Star Wars stormtroopers are covered in armour. How can they die?
Like all pawns, they die, so their master’s dreams can live.
R De Braganza, Kilifi, Kenya
• In my experience, it has usually been the result of less than adequate coverage leading to hydraulic damage and a loss of vital fluids. But then again, I’m a heavy equipment mechanic and not a doctor.
Terence Rowell, Dartmouth, Nova Scotia, Canada
• By being run over by a Ford.
Jim Dewar, Gosford, NSW, Australia
• They are wounded through the chinks in their armour.
Ursula Nixon, Bodalla, NSW, Australia
• Consult your nearest cockroach.
Philip Stigger, Burnaby, British Columbia, Canada
• Stormtroopers die with their boots on.
David Tucker, Halle, Germany
• Armourgeddon.
Jim Robinson, Bologna, Italy
• Ah, but Luke Skywalker has a weapon that can cut through armour like a hot knife through butter: a light sabre. Or, as my little nephew used to call it, a life-saver.
David Isaacs, Sydney, Australia
• Like the French nobility at Agincourt?
Warwick Ruse, Brunswick West, Victoria, Australia
• Heavy metal poisoning.
John Anderson, Pukekohe, New Zealand
• They fight for the bad guys and as we know from movie-time immemorial they have to die.
Margaret Wyeth, Victoria, British Columbia, Canada
• It’s plastic.
James Carroll, Geneva, Switzerland
• Either from suffocation or heatstroke.
Larry Fotheringham, Chatham, Ontario, Canada
Being pulled both ways
Distraction: opposite of traction?
Not really. Traction is pulling; distraction is also pulling, away from what you should be doing. Similarly, extraction is pulling out, retraction is pulling back.

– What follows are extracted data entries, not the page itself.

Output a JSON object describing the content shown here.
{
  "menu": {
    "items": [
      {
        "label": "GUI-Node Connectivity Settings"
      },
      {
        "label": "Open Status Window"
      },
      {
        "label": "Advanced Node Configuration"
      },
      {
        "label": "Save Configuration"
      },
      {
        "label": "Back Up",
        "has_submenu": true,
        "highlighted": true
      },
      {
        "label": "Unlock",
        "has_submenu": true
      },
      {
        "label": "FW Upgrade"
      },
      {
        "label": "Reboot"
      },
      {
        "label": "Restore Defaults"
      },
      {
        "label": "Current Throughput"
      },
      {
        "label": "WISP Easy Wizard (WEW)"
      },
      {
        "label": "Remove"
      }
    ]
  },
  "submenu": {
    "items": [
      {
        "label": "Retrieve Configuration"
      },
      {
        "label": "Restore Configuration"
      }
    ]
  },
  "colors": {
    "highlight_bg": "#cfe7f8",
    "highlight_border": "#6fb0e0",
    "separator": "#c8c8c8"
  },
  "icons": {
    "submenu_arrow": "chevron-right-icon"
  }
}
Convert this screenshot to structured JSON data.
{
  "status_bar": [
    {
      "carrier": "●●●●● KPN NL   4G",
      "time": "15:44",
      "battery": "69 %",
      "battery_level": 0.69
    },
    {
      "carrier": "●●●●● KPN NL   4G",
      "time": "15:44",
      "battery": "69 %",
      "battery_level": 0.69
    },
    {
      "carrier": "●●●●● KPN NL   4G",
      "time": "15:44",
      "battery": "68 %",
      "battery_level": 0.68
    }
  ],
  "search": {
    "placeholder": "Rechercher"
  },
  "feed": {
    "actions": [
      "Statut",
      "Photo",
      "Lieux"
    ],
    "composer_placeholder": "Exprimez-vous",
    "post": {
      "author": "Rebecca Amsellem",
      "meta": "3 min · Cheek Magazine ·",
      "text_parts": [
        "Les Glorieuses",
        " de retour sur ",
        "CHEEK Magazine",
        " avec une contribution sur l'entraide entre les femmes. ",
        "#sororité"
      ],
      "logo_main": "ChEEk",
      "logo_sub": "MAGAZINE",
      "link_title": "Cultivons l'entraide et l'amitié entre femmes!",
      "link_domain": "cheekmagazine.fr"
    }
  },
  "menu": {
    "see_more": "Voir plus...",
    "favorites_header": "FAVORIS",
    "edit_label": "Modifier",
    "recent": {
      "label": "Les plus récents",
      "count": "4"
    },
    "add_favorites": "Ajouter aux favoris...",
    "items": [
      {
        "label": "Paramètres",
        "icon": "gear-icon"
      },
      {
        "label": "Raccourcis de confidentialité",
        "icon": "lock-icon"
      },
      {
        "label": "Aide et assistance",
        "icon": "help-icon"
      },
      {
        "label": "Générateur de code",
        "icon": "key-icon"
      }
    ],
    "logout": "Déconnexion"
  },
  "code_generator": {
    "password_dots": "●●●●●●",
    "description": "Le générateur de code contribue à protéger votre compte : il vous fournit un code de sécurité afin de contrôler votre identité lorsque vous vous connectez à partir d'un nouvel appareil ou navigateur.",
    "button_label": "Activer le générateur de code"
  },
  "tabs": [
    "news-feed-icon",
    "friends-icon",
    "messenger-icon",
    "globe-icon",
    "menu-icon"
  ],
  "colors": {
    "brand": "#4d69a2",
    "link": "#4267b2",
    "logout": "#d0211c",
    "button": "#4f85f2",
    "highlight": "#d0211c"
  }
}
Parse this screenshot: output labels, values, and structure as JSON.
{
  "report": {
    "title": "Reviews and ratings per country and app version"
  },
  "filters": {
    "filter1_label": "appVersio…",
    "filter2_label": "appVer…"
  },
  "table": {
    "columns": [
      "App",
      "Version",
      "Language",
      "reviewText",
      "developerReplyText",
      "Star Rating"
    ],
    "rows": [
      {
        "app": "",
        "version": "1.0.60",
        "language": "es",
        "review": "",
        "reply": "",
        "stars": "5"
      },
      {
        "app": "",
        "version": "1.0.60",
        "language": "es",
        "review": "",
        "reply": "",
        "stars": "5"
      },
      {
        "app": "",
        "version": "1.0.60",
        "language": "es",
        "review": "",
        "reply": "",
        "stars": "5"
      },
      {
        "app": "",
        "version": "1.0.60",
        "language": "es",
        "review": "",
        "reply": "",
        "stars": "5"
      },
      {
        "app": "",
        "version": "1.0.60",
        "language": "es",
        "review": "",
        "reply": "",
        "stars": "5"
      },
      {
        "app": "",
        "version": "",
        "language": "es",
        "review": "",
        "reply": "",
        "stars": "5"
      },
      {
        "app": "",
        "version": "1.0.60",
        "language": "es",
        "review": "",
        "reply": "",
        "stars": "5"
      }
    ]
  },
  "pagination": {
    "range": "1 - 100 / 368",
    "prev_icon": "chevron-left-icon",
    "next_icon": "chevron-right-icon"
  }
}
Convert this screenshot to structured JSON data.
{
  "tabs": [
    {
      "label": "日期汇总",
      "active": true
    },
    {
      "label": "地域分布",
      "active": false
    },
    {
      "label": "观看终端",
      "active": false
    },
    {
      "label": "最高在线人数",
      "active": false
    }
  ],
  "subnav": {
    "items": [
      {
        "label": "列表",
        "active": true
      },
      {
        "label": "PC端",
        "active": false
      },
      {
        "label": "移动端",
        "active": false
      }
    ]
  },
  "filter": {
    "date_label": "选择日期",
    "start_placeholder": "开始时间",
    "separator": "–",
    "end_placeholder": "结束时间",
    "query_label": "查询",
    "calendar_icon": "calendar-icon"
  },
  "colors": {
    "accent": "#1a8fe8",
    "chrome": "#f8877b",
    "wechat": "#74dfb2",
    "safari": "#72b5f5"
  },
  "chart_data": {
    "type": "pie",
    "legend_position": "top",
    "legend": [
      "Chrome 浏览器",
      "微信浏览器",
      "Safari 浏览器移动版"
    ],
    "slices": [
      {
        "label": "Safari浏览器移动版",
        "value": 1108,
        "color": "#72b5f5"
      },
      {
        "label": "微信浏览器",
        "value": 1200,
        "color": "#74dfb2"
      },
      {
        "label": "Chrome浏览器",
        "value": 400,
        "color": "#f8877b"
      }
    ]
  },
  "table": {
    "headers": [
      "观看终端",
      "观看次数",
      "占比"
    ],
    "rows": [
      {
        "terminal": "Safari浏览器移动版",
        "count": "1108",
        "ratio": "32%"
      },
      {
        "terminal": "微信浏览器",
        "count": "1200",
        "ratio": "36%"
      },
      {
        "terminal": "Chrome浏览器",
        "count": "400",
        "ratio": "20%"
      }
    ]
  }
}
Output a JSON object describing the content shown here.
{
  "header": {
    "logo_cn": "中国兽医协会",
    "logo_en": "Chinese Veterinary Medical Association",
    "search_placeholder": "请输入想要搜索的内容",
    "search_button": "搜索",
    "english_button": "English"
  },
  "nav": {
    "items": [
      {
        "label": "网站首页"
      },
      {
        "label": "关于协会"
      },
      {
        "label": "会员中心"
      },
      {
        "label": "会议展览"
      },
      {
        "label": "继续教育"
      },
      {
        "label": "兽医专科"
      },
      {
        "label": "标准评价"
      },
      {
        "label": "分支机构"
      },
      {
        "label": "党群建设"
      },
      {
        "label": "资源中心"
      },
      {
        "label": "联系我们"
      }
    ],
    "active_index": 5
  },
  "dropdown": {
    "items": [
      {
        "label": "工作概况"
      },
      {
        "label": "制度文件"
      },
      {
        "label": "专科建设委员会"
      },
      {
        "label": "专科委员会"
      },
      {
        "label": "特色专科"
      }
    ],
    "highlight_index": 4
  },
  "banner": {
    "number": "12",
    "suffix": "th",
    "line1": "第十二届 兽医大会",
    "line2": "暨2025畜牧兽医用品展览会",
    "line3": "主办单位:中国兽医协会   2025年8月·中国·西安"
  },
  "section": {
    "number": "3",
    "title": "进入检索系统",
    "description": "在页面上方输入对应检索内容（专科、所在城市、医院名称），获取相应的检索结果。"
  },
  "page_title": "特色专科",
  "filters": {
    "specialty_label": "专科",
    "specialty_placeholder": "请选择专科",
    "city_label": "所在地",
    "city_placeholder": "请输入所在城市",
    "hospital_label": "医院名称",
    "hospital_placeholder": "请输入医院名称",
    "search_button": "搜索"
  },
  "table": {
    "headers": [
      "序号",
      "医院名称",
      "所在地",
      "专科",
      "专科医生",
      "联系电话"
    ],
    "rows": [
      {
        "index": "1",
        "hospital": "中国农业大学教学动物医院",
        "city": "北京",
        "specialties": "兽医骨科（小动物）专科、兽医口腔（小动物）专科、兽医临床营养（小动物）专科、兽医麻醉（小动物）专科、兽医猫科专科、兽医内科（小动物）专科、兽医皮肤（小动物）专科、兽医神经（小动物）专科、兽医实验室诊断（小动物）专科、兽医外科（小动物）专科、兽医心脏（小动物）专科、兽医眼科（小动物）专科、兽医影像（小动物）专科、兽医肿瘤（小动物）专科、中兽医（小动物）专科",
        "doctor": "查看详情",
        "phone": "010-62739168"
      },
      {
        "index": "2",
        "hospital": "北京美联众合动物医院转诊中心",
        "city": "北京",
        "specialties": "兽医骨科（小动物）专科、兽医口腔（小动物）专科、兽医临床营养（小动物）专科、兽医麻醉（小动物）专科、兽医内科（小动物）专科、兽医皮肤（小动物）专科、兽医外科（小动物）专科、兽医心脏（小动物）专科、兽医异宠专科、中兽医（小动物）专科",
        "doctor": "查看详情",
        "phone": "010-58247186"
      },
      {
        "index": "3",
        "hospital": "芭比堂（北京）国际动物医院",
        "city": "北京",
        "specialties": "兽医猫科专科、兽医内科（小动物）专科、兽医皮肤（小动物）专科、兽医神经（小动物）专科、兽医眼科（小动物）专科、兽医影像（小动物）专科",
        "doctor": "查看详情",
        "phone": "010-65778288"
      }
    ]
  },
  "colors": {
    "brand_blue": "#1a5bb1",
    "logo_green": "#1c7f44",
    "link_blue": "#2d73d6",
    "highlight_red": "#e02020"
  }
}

What about simply pushing?
Joan Dawson, Halifax, Nova Scotia, Canada
• Only when the distraction causes you to lose your grip.
Bill Britton, Vero Beach, Florida, US
• Ask the lovers. Disengaged: opposite of engaged? There are so many ways to get “dissed” – eight pages of it in my Webster’s Dictionary!
Doreen Forney, Pownal, Vermont, US
Malevolent misprision
Has the wrong use of words ever led to a serious conflict, such as war?
Yes – the Ems Telegram of 1870. Otto von Bismarck’s deliberate misinterpretation of Napoleon III’s telegram as insulting to King Wilhelm I of Prussia led to France’s declaration of war and subsequent defeat, resulting in the establishment of the German Kaiserreich.
Alaisdair Raynham, Truro, Cornwall, UK
• “I believe it is Peace for our time”: Neville Chamberlain, 1938.
Anthony Walter, Surrey, British Columbia, Canada
• There is a Michael Leunig cartoon of two opposing battalions in trenches, separated by no man’s land. One side is holding up a sign aimed at the other, on which is written: “Your mother doesn’t love you.” The sergeant on the receiving side says: “This really means war.”
Gaynor McGrath, Armidale, NSW, Australia
• Weapons of mass destruction.
Reiner Jaakson, Oakville, Ontario, Canada
Any answers?
Is lettuce a waste of space?
Norman Coe, Sant Cugat de Vallès, Spain
Is a global mindset contrary to a national mindset?